Uwe Kinstle: bei der Johanniter-Unfall-Hilfe viel bewegt

Uwe Kinstle engagiert sich seit 43 Jahren bei der Johanniter-Unfall-Hilfe. Auch beim Attentat am Barbarossaplatz war er im Einsatz. Foto Simeon Wohlleber / Johanniter

Nach 43 Jahren im Dienst für die Menschen in der Region: Uwe Kinstle zum Bundesdelegierten der Johanniter-Unfall-Hilfe gewählt

Uwe Kinstle, Mitglied des Regionalvorstandes der Johanniter in Unterfranken, wurde zum Bundesdelegierten der Johanniter-Unfall-Hilfe gewählt. Er verstärkt von nun an das 27-köpfige Team, welches ganzjährig über grundlegende Belange der Johanniter-Unfall-Hilfe diskutiert und entscheidet. Der 56-jährige wurde als fünfter bayrischer Vertreter von seinem Kollegium im Landesverband Bayern gewählt.

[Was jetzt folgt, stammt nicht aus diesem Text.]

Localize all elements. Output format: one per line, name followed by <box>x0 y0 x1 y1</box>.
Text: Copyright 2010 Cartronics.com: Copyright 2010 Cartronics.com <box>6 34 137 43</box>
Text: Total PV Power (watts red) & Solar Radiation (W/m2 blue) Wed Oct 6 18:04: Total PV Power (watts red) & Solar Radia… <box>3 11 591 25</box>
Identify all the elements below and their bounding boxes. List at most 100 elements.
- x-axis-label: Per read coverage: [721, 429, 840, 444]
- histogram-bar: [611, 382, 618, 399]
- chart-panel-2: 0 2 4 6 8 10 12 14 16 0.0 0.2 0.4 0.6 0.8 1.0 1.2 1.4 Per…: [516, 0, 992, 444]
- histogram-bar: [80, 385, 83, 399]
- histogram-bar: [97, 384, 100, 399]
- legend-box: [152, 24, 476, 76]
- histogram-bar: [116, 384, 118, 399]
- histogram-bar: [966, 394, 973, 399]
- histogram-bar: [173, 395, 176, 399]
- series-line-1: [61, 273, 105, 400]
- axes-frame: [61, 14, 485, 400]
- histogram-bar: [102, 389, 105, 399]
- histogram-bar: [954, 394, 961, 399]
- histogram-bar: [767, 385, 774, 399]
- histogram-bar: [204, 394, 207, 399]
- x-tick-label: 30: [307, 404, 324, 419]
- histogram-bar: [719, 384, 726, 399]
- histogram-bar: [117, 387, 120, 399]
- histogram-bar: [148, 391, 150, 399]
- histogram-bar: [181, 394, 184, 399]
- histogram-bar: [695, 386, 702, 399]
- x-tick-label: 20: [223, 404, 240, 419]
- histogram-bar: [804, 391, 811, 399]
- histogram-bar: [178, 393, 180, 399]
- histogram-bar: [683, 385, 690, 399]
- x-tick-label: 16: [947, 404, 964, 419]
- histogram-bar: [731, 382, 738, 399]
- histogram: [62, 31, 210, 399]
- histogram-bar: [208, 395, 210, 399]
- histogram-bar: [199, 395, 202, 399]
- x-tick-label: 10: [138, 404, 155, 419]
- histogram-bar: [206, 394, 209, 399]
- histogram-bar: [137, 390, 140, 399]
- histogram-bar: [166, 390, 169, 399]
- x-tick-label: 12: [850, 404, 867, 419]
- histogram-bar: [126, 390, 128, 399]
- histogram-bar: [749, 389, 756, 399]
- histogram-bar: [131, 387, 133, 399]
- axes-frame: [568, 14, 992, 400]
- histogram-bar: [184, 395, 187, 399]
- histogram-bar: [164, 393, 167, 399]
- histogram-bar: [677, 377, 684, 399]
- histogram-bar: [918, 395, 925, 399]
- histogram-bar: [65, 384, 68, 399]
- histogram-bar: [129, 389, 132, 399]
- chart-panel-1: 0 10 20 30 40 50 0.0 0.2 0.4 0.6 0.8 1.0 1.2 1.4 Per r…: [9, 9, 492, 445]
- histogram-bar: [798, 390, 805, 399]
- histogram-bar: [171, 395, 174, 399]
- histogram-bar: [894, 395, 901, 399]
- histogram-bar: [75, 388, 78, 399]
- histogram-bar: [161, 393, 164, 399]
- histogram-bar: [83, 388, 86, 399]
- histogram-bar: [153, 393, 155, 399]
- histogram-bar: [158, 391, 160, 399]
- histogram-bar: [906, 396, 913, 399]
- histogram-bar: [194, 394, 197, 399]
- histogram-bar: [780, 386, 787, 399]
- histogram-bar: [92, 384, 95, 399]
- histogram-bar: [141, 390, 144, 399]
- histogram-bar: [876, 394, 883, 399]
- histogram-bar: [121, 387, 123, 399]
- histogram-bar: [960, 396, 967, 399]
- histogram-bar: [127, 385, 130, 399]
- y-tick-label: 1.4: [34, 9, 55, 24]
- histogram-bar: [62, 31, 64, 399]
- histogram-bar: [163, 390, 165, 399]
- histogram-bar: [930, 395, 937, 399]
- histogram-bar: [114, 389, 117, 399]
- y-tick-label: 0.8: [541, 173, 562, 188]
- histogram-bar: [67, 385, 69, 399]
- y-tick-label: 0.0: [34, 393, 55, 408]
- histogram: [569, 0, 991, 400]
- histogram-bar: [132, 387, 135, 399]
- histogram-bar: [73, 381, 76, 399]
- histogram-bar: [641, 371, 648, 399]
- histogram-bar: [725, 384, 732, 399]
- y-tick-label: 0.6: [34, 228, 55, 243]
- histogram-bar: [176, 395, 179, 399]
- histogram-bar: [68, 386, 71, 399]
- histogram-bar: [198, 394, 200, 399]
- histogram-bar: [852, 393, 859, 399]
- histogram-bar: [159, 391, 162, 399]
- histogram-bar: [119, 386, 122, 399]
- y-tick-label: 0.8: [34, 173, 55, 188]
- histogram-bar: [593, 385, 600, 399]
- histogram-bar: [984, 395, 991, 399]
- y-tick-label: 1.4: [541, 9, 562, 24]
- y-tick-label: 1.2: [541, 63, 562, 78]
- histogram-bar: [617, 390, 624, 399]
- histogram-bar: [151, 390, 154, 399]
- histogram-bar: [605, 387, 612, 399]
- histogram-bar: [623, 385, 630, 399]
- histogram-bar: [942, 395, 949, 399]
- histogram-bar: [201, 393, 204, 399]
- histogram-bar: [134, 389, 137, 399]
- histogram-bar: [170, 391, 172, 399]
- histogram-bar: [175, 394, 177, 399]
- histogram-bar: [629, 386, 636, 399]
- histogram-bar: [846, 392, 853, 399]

Die Delegiertenversammlung ist eines der drei Organe der Johanniter-Unfall-Hilfe e.V. Sie setzt sich aus den auf Landesebene gewählten, Vertreterinnen und Vertretern sowie den Mitgliedern der Landesvorstände, des Bundesvorstands, der Bundesleitung und des Präsidiums zusammen. Auch Mitglieder der Bundesjugendleitung sind mit einer Stimme vertreten.

Für Kinstle ist die Wahl zum Bundesdelegierten eine Ehrensache. „Ich freue mich darauf, meine Erfahrungen aus 43 Jahren Johanniterleben mit meinen Kolleginnen und Kollegen in der Bundesdelegiertenversammlung zu teilen und somit einen Beitrag für alle Johanniter zu leisten“, betont das Mitglied des Regionalvorstandes.

Seit 1978 für die Johanniter im Einsatz

Uwe Kinstle engagiert sich seit 1978 ehrenamtlich für die Johanniter in Würzburg. Nach elf Jahren im Ehrenamt arbeitete er zwei Jahre im Rettungsdienst, bis er 1991 die Stelle als Ausbildungsleiter übernahm. Von 1995 bis 1998 war er drei Jahre im Amt des stellvertretenen Geschäftsstellenleiters. Der Aufstieg kam schnell und Uwe Kinstle wurde 1998 neuer Geschäftsstellenleiter. Am 1. Oktober 2001 trat Kinstle das Amt als Mitglied des unterfränkischen Regionalvorstands an, in dem er mittlerweile seit mehr als 20 Jahren tätig ist.

In seinen 43 Jahren bei der Johanniter-Unfall-Hilfe trug Kinstle nicht nur für das gute Image der Johanniter bei, sondern bewegte auch etwas: So gründete er 1995 mit dem damaligen Standortpfarrer Karl-Heinz Wagner die Notfallseelsorge in Würzburg. Unter seiner Leitung wurde nicht nur das Ausbildungsangebot erheblich erweitert, sondern auch für die Dienststelle neue Geschäftsfelder, wie zum Beispiel der Johanniter-Kindergarten oder der Patientenbegleitdienst geschaffen. Im Jahr 2020 dann der nächste Meilenstein: Uwe Kinstle übernimmt im Februar als Mitglied des Regionalvorstandes im Regionalverband Unterfranken auch noch den Regionalverband Oberfranken mit Geschäftssitz in Bamberg.

Dank seiner jahrzehntelangen Erfahrung im Rettungsdienst tragen viele Großeinsätze seine Handschrift. So bekleidete Uwe Kinstle bei den beiden Würzburger Attentaten im Jahr 2016 und 2021 als Abschnittsleiter Einsatzstelle und Organisatorischer Leiter des Rettungsdiensts zwei Führungspositionen. Die sehr gute Zusammenarbeit der Würzburger Hilfsorganisationen verdanken die Johanniter unter anderem seinem persönlichen Engagement. Innerhalb der ARGE Würzburg, der Arbeitsgemeinschaft Bevölkerungsschutz, ist Kinstle eine tragende Säule.